Genèse 23, 1 à 25, 18
"Il est bon d’avoir à soi quelque chose... pour le donner."
 
Paul Claudel
 
Sarah meurt à cent vingt-sept ans. Abraham achète à prix fort le caveau de Makhpéla où il souhaite ensevelir son épouse. Sentant sa propre fin proche, Abraham souhaite trouver une femme à son fils Isaac. Il charge son serviteur d’aller trouver une épouse digne, dans son pays natal. Le serviteur, guidé par Dieu, rencontre Rébecca. C’est cette femme au grand cœur qui deviendra l’épouse d’Isaac.

 

La vertu principale

 
La tradition juive accorde à l’altruisme et au souci de l’autre une place centrale. Notre paracha en offre la preuve : lorsque Abraham envoie son serviteur chercher une épouse pour son fils dans la terre de ses ancêtres, Eliezer fait appel à la Providence et s’adresse ainsi à Dieu : « Voici je me trouve au bord de la fontaine et les filles des habitants de la ville sortent pour puiser de l’eau.
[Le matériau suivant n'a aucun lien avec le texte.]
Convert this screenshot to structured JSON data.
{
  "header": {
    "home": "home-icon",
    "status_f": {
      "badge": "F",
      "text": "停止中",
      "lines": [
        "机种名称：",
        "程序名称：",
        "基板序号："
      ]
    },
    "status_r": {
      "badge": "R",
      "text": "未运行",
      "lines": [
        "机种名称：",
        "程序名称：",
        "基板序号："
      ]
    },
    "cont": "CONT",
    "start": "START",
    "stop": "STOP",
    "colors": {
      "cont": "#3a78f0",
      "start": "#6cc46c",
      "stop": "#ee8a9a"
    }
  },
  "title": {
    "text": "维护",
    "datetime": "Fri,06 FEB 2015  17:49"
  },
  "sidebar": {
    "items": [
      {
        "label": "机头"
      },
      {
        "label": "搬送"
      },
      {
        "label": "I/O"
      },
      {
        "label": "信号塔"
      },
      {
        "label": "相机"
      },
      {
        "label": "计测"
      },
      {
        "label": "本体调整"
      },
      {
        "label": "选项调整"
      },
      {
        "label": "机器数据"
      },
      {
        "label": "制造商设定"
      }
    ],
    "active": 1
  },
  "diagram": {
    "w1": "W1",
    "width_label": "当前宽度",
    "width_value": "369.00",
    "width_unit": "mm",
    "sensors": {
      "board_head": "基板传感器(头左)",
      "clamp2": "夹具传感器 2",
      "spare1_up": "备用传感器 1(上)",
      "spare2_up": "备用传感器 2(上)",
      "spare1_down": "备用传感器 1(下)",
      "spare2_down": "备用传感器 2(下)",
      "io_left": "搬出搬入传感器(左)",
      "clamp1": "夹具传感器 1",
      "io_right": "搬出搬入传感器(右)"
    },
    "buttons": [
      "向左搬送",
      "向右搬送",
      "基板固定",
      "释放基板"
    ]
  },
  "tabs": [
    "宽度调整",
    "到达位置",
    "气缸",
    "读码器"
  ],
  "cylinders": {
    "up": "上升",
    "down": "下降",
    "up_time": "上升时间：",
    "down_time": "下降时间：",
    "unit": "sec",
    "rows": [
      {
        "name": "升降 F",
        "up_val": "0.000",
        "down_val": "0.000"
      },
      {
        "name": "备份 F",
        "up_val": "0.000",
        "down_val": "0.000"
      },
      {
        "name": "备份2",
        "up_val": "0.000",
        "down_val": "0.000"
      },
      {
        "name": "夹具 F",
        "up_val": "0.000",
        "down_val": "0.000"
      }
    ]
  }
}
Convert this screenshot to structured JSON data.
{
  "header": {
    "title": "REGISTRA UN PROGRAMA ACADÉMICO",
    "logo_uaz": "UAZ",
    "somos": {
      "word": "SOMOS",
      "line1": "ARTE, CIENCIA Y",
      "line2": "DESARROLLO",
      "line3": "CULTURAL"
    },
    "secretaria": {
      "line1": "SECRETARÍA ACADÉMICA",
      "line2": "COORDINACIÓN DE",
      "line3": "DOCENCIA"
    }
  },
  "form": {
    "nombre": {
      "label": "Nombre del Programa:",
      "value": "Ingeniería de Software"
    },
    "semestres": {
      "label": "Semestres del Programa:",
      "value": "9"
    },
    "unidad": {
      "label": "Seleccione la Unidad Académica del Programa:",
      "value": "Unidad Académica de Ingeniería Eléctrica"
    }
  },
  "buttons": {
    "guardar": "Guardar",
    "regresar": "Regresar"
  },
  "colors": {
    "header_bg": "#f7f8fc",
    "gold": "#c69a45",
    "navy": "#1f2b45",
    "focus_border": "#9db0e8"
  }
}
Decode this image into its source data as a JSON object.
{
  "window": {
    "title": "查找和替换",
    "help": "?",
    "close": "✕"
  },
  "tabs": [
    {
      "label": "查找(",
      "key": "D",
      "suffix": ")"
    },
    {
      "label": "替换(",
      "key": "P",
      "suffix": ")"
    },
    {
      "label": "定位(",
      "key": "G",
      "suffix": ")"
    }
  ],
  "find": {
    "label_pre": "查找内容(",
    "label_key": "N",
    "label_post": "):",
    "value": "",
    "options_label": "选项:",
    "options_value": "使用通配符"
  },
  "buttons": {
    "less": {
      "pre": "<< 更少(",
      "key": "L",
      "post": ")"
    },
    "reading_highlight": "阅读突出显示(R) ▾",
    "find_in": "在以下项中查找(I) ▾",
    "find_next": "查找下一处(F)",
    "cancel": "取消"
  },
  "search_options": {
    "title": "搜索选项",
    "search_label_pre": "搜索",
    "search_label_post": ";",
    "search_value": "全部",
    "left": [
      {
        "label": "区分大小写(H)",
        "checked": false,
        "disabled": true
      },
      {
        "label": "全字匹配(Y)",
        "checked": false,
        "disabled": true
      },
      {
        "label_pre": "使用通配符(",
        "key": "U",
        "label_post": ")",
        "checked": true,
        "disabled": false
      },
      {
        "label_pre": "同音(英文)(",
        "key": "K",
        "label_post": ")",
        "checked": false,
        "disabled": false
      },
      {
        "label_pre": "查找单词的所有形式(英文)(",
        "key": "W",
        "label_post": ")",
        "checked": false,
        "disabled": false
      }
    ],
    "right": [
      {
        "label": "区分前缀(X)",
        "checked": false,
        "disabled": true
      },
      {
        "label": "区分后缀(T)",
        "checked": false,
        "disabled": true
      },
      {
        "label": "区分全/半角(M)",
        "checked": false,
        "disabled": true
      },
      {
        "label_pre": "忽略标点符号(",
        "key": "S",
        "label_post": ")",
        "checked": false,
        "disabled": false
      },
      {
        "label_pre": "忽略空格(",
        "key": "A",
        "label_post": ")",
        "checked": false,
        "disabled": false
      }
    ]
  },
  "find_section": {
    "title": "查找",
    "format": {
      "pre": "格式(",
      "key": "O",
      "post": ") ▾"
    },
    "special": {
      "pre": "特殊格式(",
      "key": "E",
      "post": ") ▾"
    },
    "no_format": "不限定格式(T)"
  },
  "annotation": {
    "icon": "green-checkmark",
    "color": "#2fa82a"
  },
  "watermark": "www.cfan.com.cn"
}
Eh bien ! La jeune fille à qui je dirai : ‘Veuille pencher ta cruche, que je boive’ et qui répondra ‘Bois, puis je ferai boire aussi tes chameaux’, puisses-Tu l’avoir destinée à ton serviteur Isaac (…) » (Genèse, 24, 13-14).
 
Lorsqu’il est question de choisir la future épouse du fils de l’inventeur du monothéisme, on aurait pu imaginer que soit posée comme condition la foi en un Dieu unique, ou encore la pureté des mœurs… Mais le seul « critère » mis en avant par le serviteur du patriarche est la générosité dont fera effectivement preuve Rébecca.
 

Le test...

 
Un célibataire âgé qui vivait avec sa vieille mère cherchait désespérément à se marier. Mais il posait des conditions peu encourageantes : Il demandait en effet à celle qui l’épouserait d’accepter la présence de sa vieille et fragile mère sous leur toit, ce qu’aucune jeune fille ne semblait prête à accepter.
 
Désemparés, quelques membres de la famille de cet homme allèrent trouver le Rabbi Chlomo Zalman Auerbach (l’un des principaux décisionnaires du XXème siècle), le priant de bien vouloir convaincre le jeune homme de chercher une place pour sa mère dans une maison de retraite.
 
Mais le rabbin ne l’entendit pas ainsi et approuva au contraire la conduite du jeune homme : « Nous apprenons de Rébecca –expliqua-t-il- que dans le choix d’une future épouse, les qualités humaines l’emportent sur toutes les autres. Or lorsqu’une jeune fille refuse d’héberger sa belle-mère, cela témoigne d’un certain égoïsme. Si le jeune homme insiste pour s’acquitter de son devoir filial, nul ne doit l’en détourner ».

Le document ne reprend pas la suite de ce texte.